Using a function in place of an operator

Question

So I am trying to make a program that does math operations based on user input, however I am running into an issue with trying to set the math operator based on what they give.

Function:

const operator(int val)
{
    if (val == 1)
    {
    return +;
    }
    if (val == 2)
    {
    return -;
    }
}

With a main code looking something like this

scanf("%d", val)
output = 4 operator(val) 2
printf("%d", output)

Is there a variable type that I can use in place of an operator? If not is there a way to make a variable/function reference a defined macro?

For example:

#define plus +

then reference the macro in the code?

Finally I am aware I could have if cases for each input, however this scales poorly for something like,

output = 2 operator(val) 5 operator(val) 7 operator(val) 3 

which would require 64 if statements I think to make it work.

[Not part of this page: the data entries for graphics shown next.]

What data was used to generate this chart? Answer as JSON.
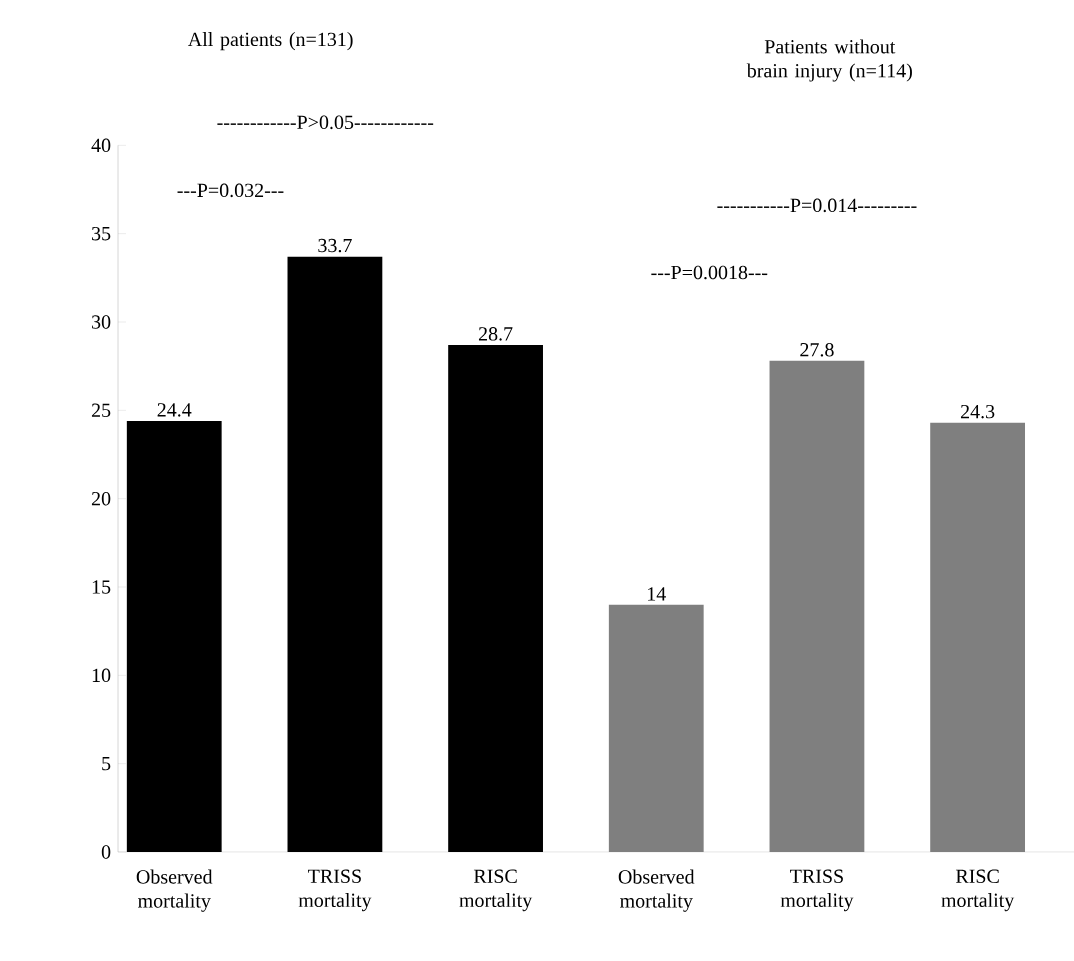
{
  "chart_data": {
    "type": "bar",
    "categories": [
      "Observed mortality",
      "TRISS mortality",
      "RISC mortality",
      "Observed mortality",
      "TRISS mortality",
      "RISC mortality"
    ],
    "values": [
      24.4,
      33.7,
      28.7,
      14,
      27.8,
      24.3
    ],
    "colors": [
      "#000000",
      "#000000",
      "#000000",
      "#7f7f7f",
      "#7f7f7f",
      "#7f7f7f"
    ],
    "ylim": [
      0,
      40
    ],
    "yticks": [
      0,
      5,
      10,
      15,
      20,
      25,
      30,
      35,
      40
    ],
    "data_labels": true,
    "grid": false,
    "annotations": [
      "All patients (n=131)",
      "Patients without brain injury (n=114)",
      "------------P>0.05------------",
      "---P=0.032---",
      "-----------P=0.014---------",
      "---P=0.0018---"
    ]
  }
}
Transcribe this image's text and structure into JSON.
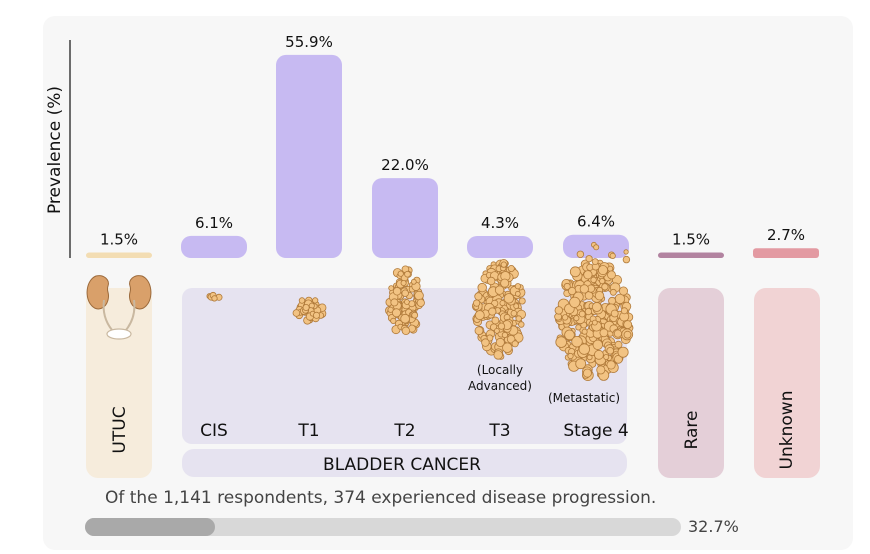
{
  "chart_data": {
    "type": "bar",
    "ylabel": "Prevalence (%)",
    "categories": [
      "UTUC",
      "CIS",
      "T1",
      "T2",
      "T3",
      "Stage 4",
      "Rare",
      "Unknown"
    ],
    "values": [
      1.5,
      6.1,
      55.9,
      22.0,
      4.3,
      6.4,
      1.5,
      2.7
    ],
    "value_labels": [
      "1.5%",
      "6.1%",
      "55.9%",
      "22.0%",
      "4.3%",
      "6.4%",
      "1.5%",
      "2.7%"
    ],
    "sublabels": {
      "T3": "(Locally\nAdvanced)",
      "Stage 4": "(Metastatic)"
    },
    "group_label": "BLADDER CANCER",
    "group_members": [
      "CIS",
      "T1",
      "T2",
      "T3",
      "Stage 4"
    ],
    "ylim": [
      0,
      60
    ],
    "colors": {
      "UTUC": "#f3ddb3",
      "bladder": "#c7baf2",
      "Rare": "#b283a0",
      "Unknown": "#e39aa2",
      "UTUC_panel": "#f6ecdc",
      "bladder_panel": "#e6e3f0",
      "Rare_panel": "#e4cfd8",
      "Unknown_panel": "#f1d3d4",
      "tumor": "#f2c383"
    },
    "icons": [
      "kidney-icon",
      "tumor-cluster-icon"
    ]
  },
  "footnote": "Of the 1,141 respondents, 374 experienced disease progression.",
  "progress": {
    "value": 0.327,
    "label": "32.7%"
  }
}
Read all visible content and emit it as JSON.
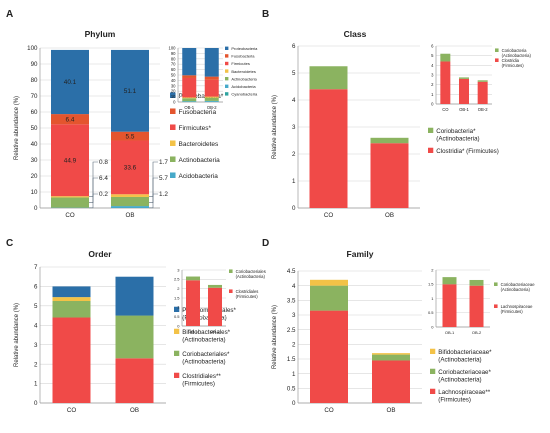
{
  "colors": {
    "proteobacteria": "#2b6fa8",
    "fusobacteria": "#e4552e",
    "firmicutes": "#f04a48",
    "bacteroidetes": "#f3c247",
    "actinobacteria": "#8bb360",
    "acidobacteria": "#46a9c9",
    "cyanobacteria": "#2ea3a0",
    "grid": "#d6d6d6",
    "axis": "#9a9a9a",
    "text": "#222222"
  },
  "chart_data": [
    {
      "id": "A-main",
      "panel_letter": "A",
      "type": "bar",
      "stacked": true,
      "title": "Phylum",
      "ylabel": "Relative abundance (%)",
      "xlabel": "",
      "categories": [
        "CO",
        "OB"
      ],
      "ylim": [
        0,
        100
      ],
      "yticks": [
        "0",
        "10",
        "20",
        "30",
        "40",
        "50",
        "60",
        "70",
        "80",
        "90",
        "100"
      ],
      "grid": true,
      "series": [
        {
          "key": "acidobacteria",
          "values": [
            0.2,
            1.2
          ]
        },
        {
          "key": "actinobacteria",
          "values": [
            6.4,
            5.7
          ]
        },
        {
          "key": "bacteroidetes",
          "values": [
            0.8,
            1.7
          ]
        },
        {
          "key": "firmicutes",
          "values": [
            44.9,
            33.6
          ]
        },
        {
          "key": "fusobacteria",
          "values": [
            6.4,
            5.5
          ]
        },
        {
          "key": "proteobacteria",
          "values": [
            40.1,
            51.1
          ]
        }
      ],
      "data_labels": [
        {
          "series": "proteobacteria",
          "cat": 0,
          "text": "40.1"
        },
        {
          "series": "proteobacteria",
          "cat": 1,
          "text": "51.1"
        },
        {
          "series": "fusobacteria",
          "cat": 0,
          "text": "6.4"
        },
        {
          "series": "fusobacteria",
          "cat": 1,
          "text": "5.5"
        },
        {
          "series": "firmicutes",
          "cat": 0,
          "text": "44.9"
        },
        {
          "series": "firmicutes",
          "cat": 1,
          "text": "33.6"
        }
      ],
      "side_labels": [
        {
          "cat": 0,
          "text": "0.8"
        },
        {
          "cat": 0,
          "text": "6.4"
        },
        {
          "cat": 0,
          "text": "0.2"
        },
        {
          "cat": 1,
          "text": "1.7"
        },
        {
          "cat": 1,
          "text": "5.7"
        },
        {
          "cat": 1,
          "text": "1.2"
        }
      ],
      "legend": [
        {
          "key": "proteobacteria",
          "text": "Proteobacteria*"
        },
        {
          "key": "fusobacteria",
          "text": "Fusobacteria"
        },
        {
          "key": "firmicutes",
          "text": "Firmicutes*"
        },
        {
          "key": "bacteroidetes",
          "text": "Bacteroidetes"
        },
        {
          "key": "actinobacteria",
          "text": "Actinobacteria"
        },
        {
          "key": "acidobacteria",
          "text": "Acidobacteria"
        }
      ],
      "legend_position": "right"
    },
    {
      "id": "A-inset",
      "type": "bar",
      "stacked": true,
      "categories": [
        "OB-1",
        "OB-2"
      ],
      "ylim": [
        0,
        100
      ],
      "yticks": [
        "0",
        "10",
        "20",
        "30",
        "40",
        "50",
        "60",
        "70",
        "80",
        "90",
        "100"
      ],
      "grid": true,
      "series": [
        {
          "key": "acidobacteria",
          "values": [
            1.0,
            1.5
          ]
        },
        {
          "key": "cyanobacteria",
          "values": [
            0.5,
            0.5
          ]
        },
        {
          "key": "actinobacteria",
          "values": [
            5.5,
            6.0
          ]
        },
        {
          "key": "bacteroidetes",
          "values": [
            1.5,
            2.0
          ]
        },
        {
          "key": "firmicutes",
          "values": [
            36,
            31
          ]
        },
        {
          "key": "fusobacteria",
          "values": [
            5,
            6
          ]
        },
        {
          "key": "proteobacteria",
          "values": [
            50.5,
            53
          ]
        }
      ],
      "legend": [
        {
          "key": "proteobacteria",
          "text": "Proteobacteria"
        },
        {
          "key": "fusobacteria",
          "text": "Fusobacteria"
        },
        {
          "key": "firmicutes",
          "text": "Firmicutes"
        },
        {
          "key": "bacteroidetes",
          "text": "Bacteroidetes"
        },
        {
          "key": "actinobacteria",
          "text": "Actinobacteria"
        },
        {
          "key": "acidobacteria",
          "text": "Acidobacteria"
        },
        {
          "key": "cyanobacteria",
          "text": "Cyanobacteria"
        }
      ],
      "legend_position": "right"
    },
    {
      "id": "B-main",
      "panel_letter": "B",
      "type": "bar",
      "stacked": true,
      "title": "Class",
      "ylabel": "Relative abundance (%)",
      "categories": [
        "CO",
        "OB"
      ],
      "ylim": [
        0,
        6
      ],
      "yticks": [
        "0",
        "1",
        "2",
        "3",
        "4",
        "5",
        "6"
      ],
      "grid": true,
      "series": [
        {
          "key": "firmicutes",
          "values": [
            4.4,
            2.4
          ]
        },
        {
          "key": "actinobacteria",
          "values": [
            0.85,
            0.2
          ]
        }
      ],
      "legend": [
        {
          "key": "actinobacteria",
          "text": "Coriobacteria*\n(Actinobacteria)"
        },
        {
          "key": "firmicutes",
          "text": "Clostridia* (Firmicutes)"
        }
      ],
      "legend_position": "right"
    },
    {
      "id": "B-inset",
      "type": "bar",
      "stacked": true,
      "categories": [
        "CO",
        "OB-1",
        "OB-2"
      ],
      "ylim": [
        0,
        6
      ],
      "yticks": [
        "0",
        "1",
        "2",
        "3",
        "4",
        "5",
        "6"
      ],
      "grid": true,
      "series": [
        {
          "key": "firmicutes",
          "values": [
            4.4,
            2.6,
            2.3
          ]
        },
        {
          "key": "actinobacteria",
          "values": [
            0.8,
            0.15,
            0.15
          ]
        }
      ],
      "legend": [
        {
          "key": "actinobacteria",
          "text": "Coriobacteria\n(Actinobacteria)"
        },
        {
          "key": "firmicutes",
          "text": "Clostridia\n(Firmicutes)"
        }
      ],
      "legend_position": "right"
    },
    {
      "id": "C-main",
      "panel_letter": "C",
      "type": "bar",
      "stacked": true,
      "title": "Order",
      "ylabel": "Relative abundance (%)",
      "categories": [
        "CO",
        "OB"
      ],
      "ylim": [
        0,
        7
      ],
      "yticks": [
        "0",
        "1",
        "2",
        "3",
        "4",
        "5",
        "6",
        "7"
      ],
      "grid": true,
      "series": [
        {
          "key": "firmicutes",
          "values": [
            4.4,
            2.3
          ]
        },
        {
          "key": "actinobacteria",
          "values": [
            0.85,
            2.2
          ]
        },
        {
          "key": "bacteroidetes",
          "values": [
            0.2,
            0.0
          ]
        },
        {
          "key": "proteobacteria",
          "values": [
            0.55,
            2.0
          ]
        }
      ],
      "legend": [
        {
          "key": "proteobacteria",
          "text": "Pseudomonadales*\n(Proteobacteria)"
        },
        {
          "key": "bacteroidetes",
          "text": "Bifidobacteriales*\n(Actinobacteria)"
        },
        {
          "key": "actinobacteria",
          "text": "Coriobacteriales*\n(Actinobacteria)"
        },
        {
          "key": "firmicutes",
          "text": "Clostridiales**\n(Firmicutes)"
        }
      ],
      "legend_position": "right"
    },
    {
      "id": "C-inset",
      "type": "bar",
      "stacked": true,
      "categories": [
        "OB-1",
        "OB-2"
      ],
      "ylim": [
        0,
        3
      ],
      "yticks": [
        "0",
        "0.5",
        "1",
        "1.5",
        "2",
        "2.5",
        "3"
      ],
      "grid": true,
      "series": [
        {
          "key": "firmicutes",
          "values": [
            2.45,
            2.05
          ]
        },
        {
          "key": "actinobacteria",
          "values": [
            0.2,
            0.15
          ]
        }
      ],
      "legend": [
        {
          "key": "actinobacteria",
          "text": "Coriobacteriales\n(Actinobacteria)"
        },
        {
          "key": "firmicutes",
          "text": "Clostridiales\n(Firmicutes)"
        }
      ],
      "legend_position": "right"
    },
    {
      "id": "D-main",
      "panel_letter": "D",
      "type": "bar",
      "stacked": true,
      "title": "Family",
      "ylabel": "Relative abundance (%)",
      "categories": [
        "CO",
        "OB"
      ],
      "ylim": [
        0,
        4.5
      ],
      "yticks": [
        "0",
        "0.5",
        "1",
        "1.5",
        "2",
        "2.5",
        "3",
        "3.5",
        "4",
        "4.5"
      ],
      "grid": true,
      "series": [
        {
          "key": "firmicutes",
          "values": [
            3.15,
            1.45
          ]
        },
        {
          "key": "actinobacteria",
          "values": [
            0.85,
            0.2
          ]
        },
        {
          "key": "bacteroidetes",
          "values": [
            0.2,
            0.05
          ]
        }
      ],
      "legend": [
        {
          "key": "bacteroidetes",
          "text": "Bifidobacteriaceae*\n(Actinobacteria)"
        },
        {
          "key": "actinobacteria",
          "text": "Coriobacteriaceae*\n(Actinobacteria)"
        },
        {
          "key": "firmicutes",
          "text": "Lachnospiraceae**\n(Firmicutes)"
        }
      ],
      "legend_position": "right"
    },
    {
      "id": "D-inset",
      "type": "bar",
      "stacked": true,
      "categories": [
        "OB-1",
        "OB-2"
      ],
      "ylim": [
        0,
        2
      ],
      "yticks": [
        "0",
        "0.5",
        "1",
        "1.5",
        "2"
      ],
      "grid": true,
      "series": [
        {
          "key": "firmicutes",
          "values": [
            1.5,
            1.45
          ]
        },
        {
          "key": "actinobacteria",
          "values": [
            0.25,
            0.2
          ]
        }
      ],
      "legend": [
        {
          "key": "actinobacteria",
          "text": "Coriobacteriaceae\n(Actinobacteria)"
        },
        {
          "key": "firmicutes",
          "text": "Lachnospiraceae\n(Firmicutes)"
        }
      ],
      "legend_position": "right"
    }
  ]
}
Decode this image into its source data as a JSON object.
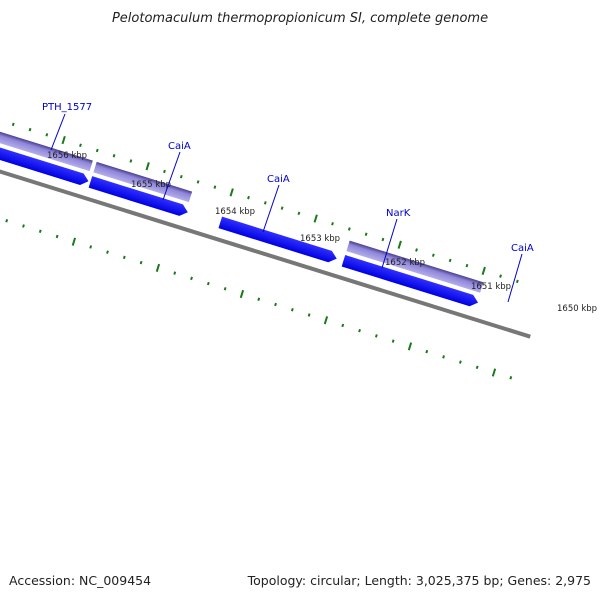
{
  "title": "Pelotomaculum thermopropionicum SI, complete genome",
  "footer": {
    "accession": "Accession: NC_009454",
    "summary": "Topology: circular; Length: 3,025,375 bp; Genes: 2,975"
  },
  "scale_labels": [
    "1656 kbp",
    "1655 kbp",
    "1654 kbp",
    "1653 kbp",
    "1652 kbp",
    "1651 kbp",
    "1650 kbp"
  ],
  "gene_labels": [
    "PTH_1577",
    "CaiA",
    "CaiA",
    "NarK",
    "CaiA"
  ],
  "colors": {
    "cds": "#0000ff",
    "cds_highlight": "#8a8aff",
    "gene_outline": "#4a3f8f",
    "gene_fill": "#8f86d9",
    "backbone": "#777777",
    "tick": "#1a7a1a",
    "label": "#0000cc"
  }
}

Thank you for reading, I am at my wits end on this.

Answer 1

What you can do is using function pointers.

Lets say you are restricting yourself to integers and add / subtract for this example:

int add(int a, int b)
{
    return a + b;
}

int subtract(int a, int b)
{
    return a - b;
}

// without typedef, the signature of get_operator would be really messy
typedef int (*arithmetic_func)(int,int);

arithmetic_func get_operator(int val)
{
    if (val == 1)
    {
        return &add;
    }
    if (val == 2)
    {
        return &subtract;
    }
    return NULL; // what to do if no function matches?
}

Instead of output = 4 operator(val) 2 you can write:

output = get_operator(val)(4, 2)

What happens there is, that the get_operator(val) function call is returning a function pointer to an actual arithmetic function. Then this actual arithmetic function is called with the (4, 2) as parameters.